Convert length and distance units — meters, feet, inches, kilometers, miles, light years and more.
| Unit | Name | Value |
|---|---|---|
| 0.001 mi | 0.08 chain | |
| 0.01 mi | 0.8 chain | |
| 0.1 mi | 8 chain | |
| 1 mi | 80 chain | |
| 5 mi | 400 chain | |
| 10 mi | 800 chain | |
| 50 mi | 4000 chain | |
| 100 mi | 8000 chain | |
| 1000 mi | 80000 chain |
Multiply the number of Miles by 80 to get Chains. Formula: chain = mi × 80. Example: 10 mi × 80 = 800 chain. To reverse, divide Chains by 80 to get Miles.
| Mile (mi) | Chain (chain) |
|---|---|
| 0.001 mi | 0.08 chain |
| 0.01 mi | 0.8 chain |
| 0.1 mi | 8 chain |
| 0.5 mi | 40 chain |
| 1 mi | 80 chain |
| 2 mi | 160 chain |
| 5 mi | 400 chain |
| 10 mi | 800 chain |
| 20 mi | 1600 chain |
| 50 mi | 4000 chain |
| 100 mi | 8000 chain |
| 250 mi | 20000 chain |
| 500 mi | 40000 chain |
| 1000 mi | 80000 chain |
| 10000 mi | 800000 chain |
To convert Mile to Chain, multiply by 80. Example: 10 mi = 800 chain
To convert Chain back to Mile, divide by 80 (multiply by 0.0125). Use the swap button above.
Start with 100 Miles = 8000 chain as your reference point. Scale up or down from there.
1 mile = 80 chains exactly — this is the foundational ratio of the US township-and-range survey system. Every section line in the Western US grid is 80 chains = 1 mile, making mi-to-chain conversion fundamental to US land surveying.
British roads and railways express distances in miles and chains (e.g., "3 miles 42 chains"). Engineers and planners convert between decimal miles and chains for digital mapping systems and GPS routing databases.

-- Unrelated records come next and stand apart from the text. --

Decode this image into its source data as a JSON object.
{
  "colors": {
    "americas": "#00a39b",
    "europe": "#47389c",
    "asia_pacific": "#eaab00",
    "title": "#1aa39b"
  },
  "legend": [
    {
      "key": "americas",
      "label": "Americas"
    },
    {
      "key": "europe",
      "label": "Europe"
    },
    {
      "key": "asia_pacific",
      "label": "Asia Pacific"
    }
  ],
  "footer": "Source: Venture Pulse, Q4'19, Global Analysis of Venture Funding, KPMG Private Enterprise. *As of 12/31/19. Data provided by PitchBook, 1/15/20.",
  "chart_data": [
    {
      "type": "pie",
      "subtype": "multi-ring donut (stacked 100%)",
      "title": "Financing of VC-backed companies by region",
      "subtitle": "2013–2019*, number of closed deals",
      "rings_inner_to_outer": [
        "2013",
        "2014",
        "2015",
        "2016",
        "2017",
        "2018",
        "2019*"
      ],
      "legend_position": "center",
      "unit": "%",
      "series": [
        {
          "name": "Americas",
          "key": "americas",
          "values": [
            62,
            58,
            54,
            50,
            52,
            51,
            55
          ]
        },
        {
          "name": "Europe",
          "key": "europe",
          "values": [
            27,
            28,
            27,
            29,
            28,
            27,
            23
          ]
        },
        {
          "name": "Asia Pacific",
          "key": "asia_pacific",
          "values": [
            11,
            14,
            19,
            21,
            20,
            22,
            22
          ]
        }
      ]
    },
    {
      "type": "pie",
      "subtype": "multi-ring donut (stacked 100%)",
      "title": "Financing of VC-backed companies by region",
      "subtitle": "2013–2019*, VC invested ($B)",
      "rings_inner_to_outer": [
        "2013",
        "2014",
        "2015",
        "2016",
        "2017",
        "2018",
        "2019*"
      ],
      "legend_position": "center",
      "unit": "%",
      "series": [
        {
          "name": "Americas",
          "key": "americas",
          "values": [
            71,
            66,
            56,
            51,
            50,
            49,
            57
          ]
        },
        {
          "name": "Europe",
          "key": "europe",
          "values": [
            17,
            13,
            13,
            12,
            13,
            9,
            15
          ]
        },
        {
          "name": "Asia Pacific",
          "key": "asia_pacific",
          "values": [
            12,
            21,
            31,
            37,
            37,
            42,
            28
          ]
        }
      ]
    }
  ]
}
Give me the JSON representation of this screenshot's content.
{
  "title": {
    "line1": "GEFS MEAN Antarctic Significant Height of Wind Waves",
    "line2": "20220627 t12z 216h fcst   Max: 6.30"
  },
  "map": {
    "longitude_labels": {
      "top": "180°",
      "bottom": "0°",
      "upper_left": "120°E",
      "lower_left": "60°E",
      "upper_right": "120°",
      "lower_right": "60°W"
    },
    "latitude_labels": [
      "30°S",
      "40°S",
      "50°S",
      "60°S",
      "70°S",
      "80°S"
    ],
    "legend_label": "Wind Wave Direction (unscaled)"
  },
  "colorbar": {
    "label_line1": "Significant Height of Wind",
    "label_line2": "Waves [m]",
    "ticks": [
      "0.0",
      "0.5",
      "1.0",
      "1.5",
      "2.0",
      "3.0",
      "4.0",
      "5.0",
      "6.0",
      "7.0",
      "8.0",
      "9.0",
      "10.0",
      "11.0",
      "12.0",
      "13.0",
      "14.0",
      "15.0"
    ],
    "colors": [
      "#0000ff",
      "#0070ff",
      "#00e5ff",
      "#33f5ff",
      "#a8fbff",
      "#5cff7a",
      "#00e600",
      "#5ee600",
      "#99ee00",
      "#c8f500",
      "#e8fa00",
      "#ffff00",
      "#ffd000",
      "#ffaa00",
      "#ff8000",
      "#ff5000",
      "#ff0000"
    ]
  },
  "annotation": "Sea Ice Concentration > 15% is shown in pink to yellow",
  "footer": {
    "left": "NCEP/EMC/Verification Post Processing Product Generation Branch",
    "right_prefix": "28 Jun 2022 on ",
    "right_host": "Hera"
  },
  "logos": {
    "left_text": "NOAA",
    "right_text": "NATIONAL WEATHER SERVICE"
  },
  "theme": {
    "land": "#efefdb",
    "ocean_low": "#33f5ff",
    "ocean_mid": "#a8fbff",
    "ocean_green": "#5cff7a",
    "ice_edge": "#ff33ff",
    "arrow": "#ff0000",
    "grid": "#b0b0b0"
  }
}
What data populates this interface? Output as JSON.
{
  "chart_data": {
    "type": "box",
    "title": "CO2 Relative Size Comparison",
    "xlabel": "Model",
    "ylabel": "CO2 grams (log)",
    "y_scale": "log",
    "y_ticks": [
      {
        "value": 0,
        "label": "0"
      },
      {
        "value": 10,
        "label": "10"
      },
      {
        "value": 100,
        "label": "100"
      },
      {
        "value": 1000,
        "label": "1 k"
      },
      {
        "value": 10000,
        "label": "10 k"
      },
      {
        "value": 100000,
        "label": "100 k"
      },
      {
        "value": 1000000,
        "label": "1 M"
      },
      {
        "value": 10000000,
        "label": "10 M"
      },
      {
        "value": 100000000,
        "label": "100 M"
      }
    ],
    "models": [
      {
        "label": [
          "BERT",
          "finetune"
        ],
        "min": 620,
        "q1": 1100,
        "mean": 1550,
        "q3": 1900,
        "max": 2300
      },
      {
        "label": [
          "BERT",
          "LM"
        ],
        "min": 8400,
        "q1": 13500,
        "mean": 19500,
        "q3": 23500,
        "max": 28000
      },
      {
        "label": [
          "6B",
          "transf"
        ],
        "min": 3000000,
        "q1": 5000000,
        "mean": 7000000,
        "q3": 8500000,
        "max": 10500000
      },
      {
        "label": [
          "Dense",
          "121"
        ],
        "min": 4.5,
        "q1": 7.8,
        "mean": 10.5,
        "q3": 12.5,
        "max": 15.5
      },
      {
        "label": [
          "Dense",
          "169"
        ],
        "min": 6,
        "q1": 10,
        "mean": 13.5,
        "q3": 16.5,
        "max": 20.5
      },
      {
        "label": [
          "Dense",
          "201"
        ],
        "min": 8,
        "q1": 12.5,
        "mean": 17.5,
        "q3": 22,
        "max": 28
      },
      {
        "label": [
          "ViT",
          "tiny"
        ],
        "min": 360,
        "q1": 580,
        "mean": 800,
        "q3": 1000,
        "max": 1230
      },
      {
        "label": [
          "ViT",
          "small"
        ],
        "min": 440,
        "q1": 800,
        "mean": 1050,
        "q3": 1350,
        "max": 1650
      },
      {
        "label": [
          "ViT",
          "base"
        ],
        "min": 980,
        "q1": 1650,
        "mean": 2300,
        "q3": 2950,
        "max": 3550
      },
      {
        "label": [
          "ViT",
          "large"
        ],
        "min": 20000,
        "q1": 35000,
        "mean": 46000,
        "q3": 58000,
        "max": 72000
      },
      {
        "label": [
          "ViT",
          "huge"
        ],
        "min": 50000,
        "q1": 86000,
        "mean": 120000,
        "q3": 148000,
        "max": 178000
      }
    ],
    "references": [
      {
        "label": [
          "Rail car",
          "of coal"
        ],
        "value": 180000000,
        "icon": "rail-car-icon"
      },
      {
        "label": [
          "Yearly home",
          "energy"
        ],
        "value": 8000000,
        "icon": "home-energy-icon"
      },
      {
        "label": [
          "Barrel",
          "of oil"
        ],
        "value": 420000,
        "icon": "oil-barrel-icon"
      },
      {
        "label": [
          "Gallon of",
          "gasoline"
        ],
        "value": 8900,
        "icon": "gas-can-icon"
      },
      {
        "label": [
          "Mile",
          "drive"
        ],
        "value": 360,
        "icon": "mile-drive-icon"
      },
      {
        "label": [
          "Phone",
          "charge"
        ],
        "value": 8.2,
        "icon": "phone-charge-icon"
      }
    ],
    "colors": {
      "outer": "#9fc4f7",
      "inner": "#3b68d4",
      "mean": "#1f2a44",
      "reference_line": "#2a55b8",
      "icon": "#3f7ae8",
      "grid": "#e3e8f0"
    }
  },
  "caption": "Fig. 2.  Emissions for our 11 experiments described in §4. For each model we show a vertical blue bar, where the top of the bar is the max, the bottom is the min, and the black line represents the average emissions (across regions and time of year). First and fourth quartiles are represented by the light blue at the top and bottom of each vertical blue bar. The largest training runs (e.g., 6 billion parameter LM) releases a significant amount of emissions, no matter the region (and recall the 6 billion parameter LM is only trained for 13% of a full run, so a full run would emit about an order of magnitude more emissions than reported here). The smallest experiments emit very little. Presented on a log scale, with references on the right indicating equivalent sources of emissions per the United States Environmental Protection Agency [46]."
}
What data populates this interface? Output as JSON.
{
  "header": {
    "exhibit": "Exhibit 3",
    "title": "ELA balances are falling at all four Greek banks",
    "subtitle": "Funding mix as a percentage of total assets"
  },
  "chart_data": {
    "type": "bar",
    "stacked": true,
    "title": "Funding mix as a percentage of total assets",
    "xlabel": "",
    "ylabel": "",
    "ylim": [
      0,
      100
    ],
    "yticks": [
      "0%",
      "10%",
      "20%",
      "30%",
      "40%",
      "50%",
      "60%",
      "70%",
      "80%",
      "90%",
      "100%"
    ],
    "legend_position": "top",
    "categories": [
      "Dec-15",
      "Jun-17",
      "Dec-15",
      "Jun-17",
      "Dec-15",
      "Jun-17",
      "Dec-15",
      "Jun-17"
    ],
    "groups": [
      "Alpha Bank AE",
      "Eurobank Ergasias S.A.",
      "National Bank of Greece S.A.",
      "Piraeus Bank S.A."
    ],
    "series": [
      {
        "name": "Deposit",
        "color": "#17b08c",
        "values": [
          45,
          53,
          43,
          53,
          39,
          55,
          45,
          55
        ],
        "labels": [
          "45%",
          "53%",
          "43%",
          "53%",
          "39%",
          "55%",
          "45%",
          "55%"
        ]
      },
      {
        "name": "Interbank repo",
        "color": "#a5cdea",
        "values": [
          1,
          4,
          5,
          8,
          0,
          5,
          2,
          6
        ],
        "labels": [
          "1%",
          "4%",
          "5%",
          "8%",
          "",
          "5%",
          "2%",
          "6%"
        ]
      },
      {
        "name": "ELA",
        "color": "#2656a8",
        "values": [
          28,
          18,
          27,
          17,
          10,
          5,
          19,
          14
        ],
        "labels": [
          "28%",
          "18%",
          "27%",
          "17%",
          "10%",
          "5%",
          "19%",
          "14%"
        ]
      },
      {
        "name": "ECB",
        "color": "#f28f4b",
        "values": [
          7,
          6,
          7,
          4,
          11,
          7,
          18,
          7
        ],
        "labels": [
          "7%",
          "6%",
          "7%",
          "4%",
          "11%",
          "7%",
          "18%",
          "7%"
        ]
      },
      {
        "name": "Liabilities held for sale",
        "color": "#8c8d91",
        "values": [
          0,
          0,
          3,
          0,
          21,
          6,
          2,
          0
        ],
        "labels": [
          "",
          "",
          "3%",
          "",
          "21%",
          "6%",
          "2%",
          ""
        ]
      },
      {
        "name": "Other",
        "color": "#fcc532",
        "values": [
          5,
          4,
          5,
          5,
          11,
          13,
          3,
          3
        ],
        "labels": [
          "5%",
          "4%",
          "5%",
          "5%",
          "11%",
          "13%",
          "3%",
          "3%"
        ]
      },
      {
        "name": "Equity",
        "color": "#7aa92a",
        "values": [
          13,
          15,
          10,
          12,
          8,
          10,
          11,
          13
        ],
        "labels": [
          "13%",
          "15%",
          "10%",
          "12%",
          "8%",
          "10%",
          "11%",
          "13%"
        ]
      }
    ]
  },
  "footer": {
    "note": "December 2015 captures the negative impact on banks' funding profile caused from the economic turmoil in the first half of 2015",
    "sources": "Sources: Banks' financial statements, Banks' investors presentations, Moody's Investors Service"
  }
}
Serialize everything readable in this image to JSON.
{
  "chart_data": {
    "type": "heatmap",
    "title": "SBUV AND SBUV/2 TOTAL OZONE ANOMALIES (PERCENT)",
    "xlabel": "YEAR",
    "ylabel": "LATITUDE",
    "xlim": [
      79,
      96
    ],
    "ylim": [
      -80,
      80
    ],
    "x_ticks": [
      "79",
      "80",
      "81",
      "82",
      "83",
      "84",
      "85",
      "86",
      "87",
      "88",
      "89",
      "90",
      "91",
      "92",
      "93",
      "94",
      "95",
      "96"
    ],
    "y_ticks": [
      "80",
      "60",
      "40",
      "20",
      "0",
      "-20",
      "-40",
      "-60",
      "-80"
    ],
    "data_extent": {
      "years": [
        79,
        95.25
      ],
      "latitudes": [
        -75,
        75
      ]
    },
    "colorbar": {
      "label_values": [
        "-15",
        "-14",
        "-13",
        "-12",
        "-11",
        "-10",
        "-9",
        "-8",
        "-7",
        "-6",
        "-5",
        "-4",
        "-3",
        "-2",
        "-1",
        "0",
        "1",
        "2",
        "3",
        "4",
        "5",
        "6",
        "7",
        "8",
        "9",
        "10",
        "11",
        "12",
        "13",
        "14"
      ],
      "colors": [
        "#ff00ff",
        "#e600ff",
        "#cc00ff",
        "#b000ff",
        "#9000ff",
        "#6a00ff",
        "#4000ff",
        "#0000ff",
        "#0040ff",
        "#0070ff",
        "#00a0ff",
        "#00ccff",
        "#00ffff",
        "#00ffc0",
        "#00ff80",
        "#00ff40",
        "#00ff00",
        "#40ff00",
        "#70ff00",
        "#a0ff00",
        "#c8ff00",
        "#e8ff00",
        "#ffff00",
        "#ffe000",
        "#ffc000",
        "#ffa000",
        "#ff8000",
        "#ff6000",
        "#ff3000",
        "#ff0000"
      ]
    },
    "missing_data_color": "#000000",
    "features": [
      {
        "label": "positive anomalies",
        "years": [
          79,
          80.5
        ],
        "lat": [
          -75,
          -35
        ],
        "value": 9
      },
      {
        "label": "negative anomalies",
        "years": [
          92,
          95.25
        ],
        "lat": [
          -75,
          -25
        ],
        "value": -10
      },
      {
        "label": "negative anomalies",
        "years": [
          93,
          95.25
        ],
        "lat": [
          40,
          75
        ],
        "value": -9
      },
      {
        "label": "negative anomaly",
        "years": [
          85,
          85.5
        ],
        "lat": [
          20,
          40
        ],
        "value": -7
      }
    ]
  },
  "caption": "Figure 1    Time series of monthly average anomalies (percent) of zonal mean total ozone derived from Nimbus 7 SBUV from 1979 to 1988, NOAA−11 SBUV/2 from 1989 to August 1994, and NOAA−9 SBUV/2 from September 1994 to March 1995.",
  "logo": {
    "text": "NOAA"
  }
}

Rural US properties described in miles in county plats are subdivided in chains for boundary surveys. Surveyors convert between mile-based tract descriptions and chain-based boundary measurements in every rural survey.
Turnpike and canal surveys in the US and UK recorded distances in miles and chains. Heritage researchers convert between the two when transcribing historic survey data into modern GIS databases.
US farms described in miles of road frontage are subdivided in chains for field layout. The clean 80:1 ratio makes mental calculation straightforward — every surveyor in the US and UK uses this ratio daily.
British railway track distance references use miles and chains — a distance like "47 miles 32 chains" is standard. Engineers converting to decimal miles or kilometres use the mi-to-chain conversion as the first step.
The Mile is a unit of Length measurement (symbol: mi). 1 mi = 80 chain. Used in scientific and practical Length measurement applications.
The Chain is a unit of Length measurement (symbol: chain). It is part of an internationally recognised measurement system used alongside the Mile.
The mile traces back to the Roman 'mille passuum' — a thousand paces of a marching legionary, standardised at 5,000 Roman feet. When the Romans left Britain, the English statute mile evolved independently. Parliament fixed it at 5,280 feet (8 furlongs) in 1593 — deliberately chosen to align with the furlong system used in land measurement. The US adopted the statute mile from the British and never metricated road distances. Today only three countries — the US, Liberia, and Myanmar — still officially use miles for road distances.
Edmund Gunter invented the surveyor's chain in 1620. His design — 100 links totalling exactly 66 feet — was brilliantly chosen: 10 chains × 10 chains = 1 acre. 80 chains = 1 mile exactly, 10 chains = 1 furlong. The chain became the standard survey unit across the British Empire and is written into American law — the US Public Land Survey System still divides land using chains and links.
Common use: Mile to Chain conversion is needed when working with international standards, scientific publications, or reference materials that use different unit systems for Length measurement.